The Dangote Group has experienced a decline in its stock prices, with its sugar and food subsidiaries facing significant challenges. The decline in stock prices for Dangote Sugar Refinery and NASCON Allied Industries is primarily attributed to foreign exchange losses and the rejection of a proposed merger by the Securities and Exchange Commission.
Analysts blamed the escalating inflation and unstable exchange rate for worsening the companies’ predicament. The rising cost of imported raw materials due to currency depreciation has significantly squeezed profit margins.
Dangote Sugar Refinery’s stock price plummeted by 18.67%, dropping from N45.00 to N36.60 from May to August 2024. This decline was driven by disruptions in the supply chain and volatile sugar prices, which adversely impacted the company’s financial performance.
During the same period, NASCON Allied Industries also experienced a downturn in its stock price, falling by 12.57% from N37.00 to N32.45. In contrast, Dangote Cement achieved a remarkable 41% growth in its share price, rising from N419 in May and reaching N591 by early August.

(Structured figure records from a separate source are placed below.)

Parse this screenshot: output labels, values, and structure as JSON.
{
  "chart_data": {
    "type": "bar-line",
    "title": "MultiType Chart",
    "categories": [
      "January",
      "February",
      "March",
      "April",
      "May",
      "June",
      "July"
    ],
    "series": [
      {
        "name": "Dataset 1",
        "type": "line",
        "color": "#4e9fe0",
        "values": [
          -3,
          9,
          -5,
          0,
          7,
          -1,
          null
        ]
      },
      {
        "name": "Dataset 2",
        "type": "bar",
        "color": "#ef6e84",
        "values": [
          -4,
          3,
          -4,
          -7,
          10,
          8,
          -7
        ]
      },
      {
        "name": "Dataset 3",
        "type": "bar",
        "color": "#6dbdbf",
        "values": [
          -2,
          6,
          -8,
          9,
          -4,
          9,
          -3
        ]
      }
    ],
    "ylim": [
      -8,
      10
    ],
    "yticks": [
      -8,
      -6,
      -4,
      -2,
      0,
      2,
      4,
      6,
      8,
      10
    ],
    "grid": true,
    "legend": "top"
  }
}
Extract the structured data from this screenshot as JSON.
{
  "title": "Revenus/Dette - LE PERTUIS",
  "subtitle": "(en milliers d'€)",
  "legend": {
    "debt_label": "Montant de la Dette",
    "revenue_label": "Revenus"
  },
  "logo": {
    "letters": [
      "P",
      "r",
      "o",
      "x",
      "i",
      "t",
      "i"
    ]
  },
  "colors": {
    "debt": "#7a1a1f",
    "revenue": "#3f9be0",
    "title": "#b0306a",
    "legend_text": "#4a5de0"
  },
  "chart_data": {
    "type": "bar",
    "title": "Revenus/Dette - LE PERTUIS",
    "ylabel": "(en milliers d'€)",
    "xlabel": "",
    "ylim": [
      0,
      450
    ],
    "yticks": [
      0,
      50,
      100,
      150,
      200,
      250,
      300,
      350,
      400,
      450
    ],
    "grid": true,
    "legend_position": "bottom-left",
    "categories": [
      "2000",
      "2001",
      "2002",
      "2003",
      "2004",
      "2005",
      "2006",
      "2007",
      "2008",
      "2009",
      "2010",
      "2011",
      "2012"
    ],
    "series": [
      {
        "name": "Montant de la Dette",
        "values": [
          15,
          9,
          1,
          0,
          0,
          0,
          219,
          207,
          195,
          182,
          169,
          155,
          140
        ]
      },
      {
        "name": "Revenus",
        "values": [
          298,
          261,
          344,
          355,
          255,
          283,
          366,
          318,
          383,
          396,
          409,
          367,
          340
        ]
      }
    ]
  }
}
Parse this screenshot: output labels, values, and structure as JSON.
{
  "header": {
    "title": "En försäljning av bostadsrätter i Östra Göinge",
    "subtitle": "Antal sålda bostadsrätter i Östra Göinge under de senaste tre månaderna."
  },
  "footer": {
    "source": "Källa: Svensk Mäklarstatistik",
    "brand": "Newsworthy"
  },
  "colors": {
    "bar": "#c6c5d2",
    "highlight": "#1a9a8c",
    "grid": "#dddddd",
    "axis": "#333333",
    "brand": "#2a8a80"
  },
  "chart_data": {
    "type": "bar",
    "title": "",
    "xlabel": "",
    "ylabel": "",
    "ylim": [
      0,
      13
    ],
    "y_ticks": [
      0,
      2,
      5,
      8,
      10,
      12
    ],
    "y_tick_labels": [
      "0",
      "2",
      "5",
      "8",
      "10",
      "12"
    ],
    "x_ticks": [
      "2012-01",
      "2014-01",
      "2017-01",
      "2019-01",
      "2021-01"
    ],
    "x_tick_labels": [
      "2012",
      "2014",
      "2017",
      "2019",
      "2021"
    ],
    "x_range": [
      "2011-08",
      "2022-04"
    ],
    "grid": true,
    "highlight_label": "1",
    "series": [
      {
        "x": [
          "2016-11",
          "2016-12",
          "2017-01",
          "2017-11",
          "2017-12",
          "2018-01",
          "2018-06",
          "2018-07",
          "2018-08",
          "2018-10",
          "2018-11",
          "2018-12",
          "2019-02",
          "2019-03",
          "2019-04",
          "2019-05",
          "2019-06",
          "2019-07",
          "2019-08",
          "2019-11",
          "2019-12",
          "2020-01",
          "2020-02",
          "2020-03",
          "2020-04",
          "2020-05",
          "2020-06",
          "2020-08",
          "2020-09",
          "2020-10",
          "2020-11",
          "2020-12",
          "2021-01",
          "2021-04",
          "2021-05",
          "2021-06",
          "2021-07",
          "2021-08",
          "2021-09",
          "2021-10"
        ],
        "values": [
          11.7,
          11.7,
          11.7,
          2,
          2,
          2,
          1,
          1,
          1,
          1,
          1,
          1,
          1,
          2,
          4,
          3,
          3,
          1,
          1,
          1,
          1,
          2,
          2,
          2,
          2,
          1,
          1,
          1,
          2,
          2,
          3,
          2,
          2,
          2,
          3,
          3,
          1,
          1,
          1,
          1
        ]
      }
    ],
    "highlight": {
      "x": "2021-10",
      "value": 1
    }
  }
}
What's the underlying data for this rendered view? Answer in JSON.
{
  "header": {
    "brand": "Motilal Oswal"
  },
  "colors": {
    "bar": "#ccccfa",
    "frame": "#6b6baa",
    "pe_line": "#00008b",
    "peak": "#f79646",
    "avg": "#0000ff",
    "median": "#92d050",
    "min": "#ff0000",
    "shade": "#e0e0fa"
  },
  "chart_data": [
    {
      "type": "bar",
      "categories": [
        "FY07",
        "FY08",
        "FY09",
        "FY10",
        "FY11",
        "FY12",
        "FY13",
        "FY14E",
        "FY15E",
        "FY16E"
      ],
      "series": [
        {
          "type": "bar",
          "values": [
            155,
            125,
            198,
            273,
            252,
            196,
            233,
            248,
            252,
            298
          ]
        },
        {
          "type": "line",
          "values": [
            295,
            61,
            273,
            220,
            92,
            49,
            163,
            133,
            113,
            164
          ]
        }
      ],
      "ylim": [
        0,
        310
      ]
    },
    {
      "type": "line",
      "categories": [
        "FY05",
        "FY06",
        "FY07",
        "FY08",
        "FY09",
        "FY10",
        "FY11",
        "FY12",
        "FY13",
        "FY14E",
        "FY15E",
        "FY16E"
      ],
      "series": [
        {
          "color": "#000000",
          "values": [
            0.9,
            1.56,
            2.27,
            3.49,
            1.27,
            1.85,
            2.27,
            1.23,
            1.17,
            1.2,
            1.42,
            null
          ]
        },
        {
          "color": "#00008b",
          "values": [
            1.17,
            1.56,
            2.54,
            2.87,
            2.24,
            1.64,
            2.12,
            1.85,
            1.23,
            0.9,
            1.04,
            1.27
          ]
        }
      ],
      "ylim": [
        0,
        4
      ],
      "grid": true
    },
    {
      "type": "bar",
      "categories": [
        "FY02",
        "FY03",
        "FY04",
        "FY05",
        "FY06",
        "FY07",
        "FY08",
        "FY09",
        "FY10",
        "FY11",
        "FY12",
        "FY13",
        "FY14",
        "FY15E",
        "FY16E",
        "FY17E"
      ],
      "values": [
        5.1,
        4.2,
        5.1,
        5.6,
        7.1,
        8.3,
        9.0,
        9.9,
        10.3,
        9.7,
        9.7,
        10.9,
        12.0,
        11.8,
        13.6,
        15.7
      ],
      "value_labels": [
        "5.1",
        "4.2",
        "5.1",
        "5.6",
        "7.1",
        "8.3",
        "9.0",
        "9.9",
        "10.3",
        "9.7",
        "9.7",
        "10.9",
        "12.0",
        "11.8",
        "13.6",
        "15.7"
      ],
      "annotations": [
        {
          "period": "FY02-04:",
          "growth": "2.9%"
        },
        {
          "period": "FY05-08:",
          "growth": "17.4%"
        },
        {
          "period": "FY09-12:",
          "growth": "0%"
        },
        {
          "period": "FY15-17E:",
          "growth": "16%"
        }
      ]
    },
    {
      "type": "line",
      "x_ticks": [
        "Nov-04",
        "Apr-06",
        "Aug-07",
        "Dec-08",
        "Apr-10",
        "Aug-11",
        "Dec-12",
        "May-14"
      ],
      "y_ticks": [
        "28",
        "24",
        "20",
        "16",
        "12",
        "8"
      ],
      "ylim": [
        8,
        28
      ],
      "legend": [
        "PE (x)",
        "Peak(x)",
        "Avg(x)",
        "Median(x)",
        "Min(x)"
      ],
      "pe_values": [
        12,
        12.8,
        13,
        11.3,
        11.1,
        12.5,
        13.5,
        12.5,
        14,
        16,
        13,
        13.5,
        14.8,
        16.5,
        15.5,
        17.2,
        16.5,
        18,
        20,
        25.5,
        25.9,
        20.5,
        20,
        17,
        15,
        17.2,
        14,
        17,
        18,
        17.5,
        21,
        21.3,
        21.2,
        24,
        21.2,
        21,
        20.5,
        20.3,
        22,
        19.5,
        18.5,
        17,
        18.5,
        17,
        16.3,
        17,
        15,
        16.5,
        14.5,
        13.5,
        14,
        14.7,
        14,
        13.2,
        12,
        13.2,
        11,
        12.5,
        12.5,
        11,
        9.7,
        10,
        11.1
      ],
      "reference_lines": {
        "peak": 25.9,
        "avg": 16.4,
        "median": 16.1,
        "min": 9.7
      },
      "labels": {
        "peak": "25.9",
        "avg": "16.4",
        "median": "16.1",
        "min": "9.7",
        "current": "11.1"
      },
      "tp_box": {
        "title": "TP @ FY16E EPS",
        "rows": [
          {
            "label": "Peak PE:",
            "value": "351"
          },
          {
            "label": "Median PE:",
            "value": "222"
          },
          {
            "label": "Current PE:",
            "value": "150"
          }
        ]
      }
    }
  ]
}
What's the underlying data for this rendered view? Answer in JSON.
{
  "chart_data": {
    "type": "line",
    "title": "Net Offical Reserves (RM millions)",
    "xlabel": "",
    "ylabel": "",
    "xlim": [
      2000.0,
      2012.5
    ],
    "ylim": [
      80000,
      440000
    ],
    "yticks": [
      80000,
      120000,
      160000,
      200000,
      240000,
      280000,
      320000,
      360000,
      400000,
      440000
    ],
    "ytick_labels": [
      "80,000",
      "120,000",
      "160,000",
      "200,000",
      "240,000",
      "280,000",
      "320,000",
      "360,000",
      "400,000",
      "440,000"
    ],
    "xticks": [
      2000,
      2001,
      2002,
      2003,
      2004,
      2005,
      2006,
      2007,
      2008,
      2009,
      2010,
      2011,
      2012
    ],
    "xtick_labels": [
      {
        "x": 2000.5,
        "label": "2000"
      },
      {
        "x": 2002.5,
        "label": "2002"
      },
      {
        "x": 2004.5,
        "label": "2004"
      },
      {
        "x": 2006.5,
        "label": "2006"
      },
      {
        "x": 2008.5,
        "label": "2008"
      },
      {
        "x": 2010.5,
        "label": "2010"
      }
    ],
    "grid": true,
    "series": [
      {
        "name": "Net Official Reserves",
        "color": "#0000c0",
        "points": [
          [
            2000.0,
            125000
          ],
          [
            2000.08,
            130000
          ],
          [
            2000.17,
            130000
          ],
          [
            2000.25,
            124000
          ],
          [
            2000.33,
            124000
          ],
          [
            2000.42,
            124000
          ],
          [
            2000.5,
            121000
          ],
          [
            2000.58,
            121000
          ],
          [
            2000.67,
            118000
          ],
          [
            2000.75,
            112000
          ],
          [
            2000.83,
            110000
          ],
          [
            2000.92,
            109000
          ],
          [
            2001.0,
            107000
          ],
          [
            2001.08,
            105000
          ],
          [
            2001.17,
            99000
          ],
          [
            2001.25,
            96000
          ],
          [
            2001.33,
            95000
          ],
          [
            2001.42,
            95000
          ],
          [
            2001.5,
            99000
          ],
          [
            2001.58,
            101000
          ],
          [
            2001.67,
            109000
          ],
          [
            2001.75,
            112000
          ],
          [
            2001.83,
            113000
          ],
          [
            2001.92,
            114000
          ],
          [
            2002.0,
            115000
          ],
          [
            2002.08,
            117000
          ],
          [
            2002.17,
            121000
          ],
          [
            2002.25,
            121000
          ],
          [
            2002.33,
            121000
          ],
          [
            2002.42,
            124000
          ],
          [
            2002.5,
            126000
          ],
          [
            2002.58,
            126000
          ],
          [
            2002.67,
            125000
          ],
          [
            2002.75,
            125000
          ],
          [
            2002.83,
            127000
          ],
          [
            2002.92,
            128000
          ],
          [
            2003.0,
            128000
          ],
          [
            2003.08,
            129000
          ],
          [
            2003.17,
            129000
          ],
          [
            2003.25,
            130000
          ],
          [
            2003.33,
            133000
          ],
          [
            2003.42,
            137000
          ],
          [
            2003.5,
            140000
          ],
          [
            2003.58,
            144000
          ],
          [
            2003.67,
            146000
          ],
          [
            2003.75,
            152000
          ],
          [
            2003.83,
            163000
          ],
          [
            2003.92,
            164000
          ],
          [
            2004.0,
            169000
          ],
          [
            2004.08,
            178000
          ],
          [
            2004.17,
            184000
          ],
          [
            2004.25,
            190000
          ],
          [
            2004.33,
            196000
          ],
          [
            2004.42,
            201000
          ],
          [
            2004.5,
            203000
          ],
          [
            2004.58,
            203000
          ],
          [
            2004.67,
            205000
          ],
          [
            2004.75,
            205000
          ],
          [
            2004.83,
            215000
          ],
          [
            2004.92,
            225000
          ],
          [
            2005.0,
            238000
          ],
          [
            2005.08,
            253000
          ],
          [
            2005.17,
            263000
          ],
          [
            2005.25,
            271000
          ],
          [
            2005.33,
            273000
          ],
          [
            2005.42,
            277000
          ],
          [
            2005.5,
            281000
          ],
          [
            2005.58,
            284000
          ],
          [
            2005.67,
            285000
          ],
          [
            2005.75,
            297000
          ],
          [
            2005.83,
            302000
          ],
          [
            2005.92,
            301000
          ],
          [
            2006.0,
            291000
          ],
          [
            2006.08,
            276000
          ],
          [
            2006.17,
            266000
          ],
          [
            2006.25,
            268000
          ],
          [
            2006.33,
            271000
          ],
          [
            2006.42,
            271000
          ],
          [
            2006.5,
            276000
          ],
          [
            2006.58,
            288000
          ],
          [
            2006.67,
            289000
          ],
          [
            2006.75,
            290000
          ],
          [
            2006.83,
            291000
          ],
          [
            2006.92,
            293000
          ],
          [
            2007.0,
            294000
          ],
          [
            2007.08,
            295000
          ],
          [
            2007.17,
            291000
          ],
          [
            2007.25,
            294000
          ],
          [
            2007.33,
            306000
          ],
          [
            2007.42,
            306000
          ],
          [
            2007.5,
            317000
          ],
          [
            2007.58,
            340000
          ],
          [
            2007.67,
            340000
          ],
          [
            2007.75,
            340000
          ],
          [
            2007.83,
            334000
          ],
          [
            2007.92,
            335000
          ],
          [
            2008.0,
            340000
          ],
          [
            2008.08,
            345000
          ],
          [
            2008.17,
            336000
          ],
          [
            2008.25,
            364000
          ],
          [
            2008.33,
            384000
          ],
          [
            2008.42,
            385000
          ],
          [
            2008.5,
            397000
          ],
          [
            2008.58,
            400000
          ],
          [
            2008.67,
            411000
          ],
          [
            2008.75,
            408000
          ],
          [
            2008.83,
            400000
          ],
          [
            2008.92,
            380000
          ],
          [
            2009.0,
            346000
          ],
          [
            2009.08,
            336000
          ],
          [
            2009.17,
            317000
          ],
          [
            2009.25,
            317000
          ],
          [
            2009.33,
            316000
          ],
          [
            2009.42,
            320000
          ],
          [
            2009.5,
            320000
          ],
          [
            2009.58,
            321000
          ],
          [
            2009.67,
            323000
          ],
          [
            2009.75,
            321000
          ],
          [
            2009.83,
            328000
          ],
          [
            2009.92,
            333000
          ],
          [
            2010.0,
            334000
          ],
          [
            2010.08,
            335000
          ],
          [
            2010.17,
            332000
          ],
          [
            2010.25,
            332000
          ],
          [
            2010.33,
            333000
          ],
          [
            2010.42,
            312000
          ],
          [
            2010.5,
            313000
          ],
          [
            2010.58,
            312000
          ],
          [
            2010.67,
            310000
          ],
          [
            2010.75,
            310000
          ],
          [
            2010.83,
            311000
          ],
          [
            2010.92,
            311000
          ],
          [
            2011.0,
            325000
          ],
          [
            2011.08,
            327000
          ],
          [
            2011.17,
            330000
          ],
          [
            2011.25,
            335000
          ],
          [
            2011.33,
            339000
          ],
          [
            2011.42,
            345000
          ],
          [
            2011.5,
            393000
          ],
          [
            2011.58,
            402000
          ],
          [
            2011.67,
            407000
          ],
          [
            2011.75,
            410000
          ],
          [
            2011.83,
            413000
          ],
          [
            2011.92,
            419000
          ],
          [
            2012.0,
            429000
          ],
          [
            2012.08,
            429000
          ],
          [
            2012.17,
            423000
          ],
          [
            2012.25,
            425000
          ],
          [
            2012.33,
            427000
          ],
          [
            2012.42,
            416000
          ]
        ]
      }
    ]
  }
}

In a statement dated April and signed by the company secretary of NASCON, Adedayo Samuel, it was stated that the proposed merger with Dangote Sugar Refinery Plc and Dangote Rice Limited has been suspended.
He added that this decision, initially announced on August 30, 2023, will not proceed following the comments and recommendations from the Securities and Exchange Commission, which highlighted concerns regarding the current non-operational status of Dangote Rice Limited. NASCON expressed gratitude to its stakeholders for their continued support.
“NASCON Allied Industries Plc. (“NASCON”) at this moment notifies the Nigerian Exchange Limited and the investing public that, further to its announcement of August 30, 2023, in respect of the proposed merger of Dangote Sugar Refinery Plc, NASCON, and Dangote Rice Limited, a decision has been taken to suspend the said merger at this time.
“The suspension is due to the comments and recommendations of the Securities and Exchange Commission centered around the current non-operational status of Dangote Rice Limited. NASCON wishes to express its appreciation to all its stakeholders and will keep the public informed of any developments as they arise.”
A shareholders’ advocacy group leader, Bisi Bakare, stated that while Dangote Group’s subsidiaries have faced declines, they are actively seeking growth opportunities and resilience.
“I do not think the refinery is playing any role in it. It has to do with similar challenges facing the manufacturing sector.
One of the challenges is the effect of foreign exchange losses, which arose as a result of the continuous depreciation of the naira.
“Also, inflationary pressures, which arose as a result of a continuous increase in inflation, led to a high interest rate on borrowing, which has an untold effect on finance costs and the bottom line. Also, the high cost of raw materials imported and the high cost of energy. All these factors continue to impact the manufacturing sector, of which Dangote Cement isn’t an exception,” she said.
A financial analyst, Ariyo Olugbosun, attributed the decline to the Securities and Exchange Commission’s denial of a proposed merger involving Dangote Sugar, NASCON, and Dangote Rice Limited. Olugbosun argued that the regulatory decision led to a loss of investor interest, exacerbating the stock price fluctuations.
“While FX losses are a concern, the SEC’s decision on the merger has been a major driver behind the fluctuating stock prices. The SEC decision is best known to them, but I think it would have helped Dangote make more profit,” Olugbosun explained.
In response to concerns about the price of Dangote Cement, the President of the Progressives Shareholders Association of Nigeria, Boniface Okezie, emphasized that the fluctuations were largely driven by market forces, adding that this perspective underscores the broader trends affecting the entire sector, not just individual players.
“The trend is not unique to Dangote Cement alone. If you look at other companies in the cement industry, like BUA Cement and Lafarge, you’ll see similar patterns. Despite the challenges, Dangote Cement remains higher in value compared to its peers, with BUA Cement following closely.”
Regarding Dangote’s much-anticipated refinery project, Boniface noted that its performance cannot be assessed at this time as it is not yet a publicly quoted company, emphasizing the need for swift action to prevent further damage to the oil and gas industry.
“The refinery isn’t fully operational, and until it is, we can’t gauge its market strength,” Boniface explained. They blamed ongoing challenges with the NNPC and other regulatory agencies for hindering progress. “Nigeria stands to lose if the regulatory relationships aren’t quickly resolved.”
Boniface expressed worry that the ongoing issues could scare away foreign investors from engaging with Nigeria. “A lot of investors might shy away from doing business here”.
He urged for a swift resolution to maintain Nigeria’s attractiveness to international investors, stating, “We urge him not to lose faith in the Nigerian economy. Though the journey might not be easy, his massive investments will yield benefits once the challenges are resolved. It’s a long-term investment, and he won’t reap the rewards immediately, but he will in time,” Boniface added.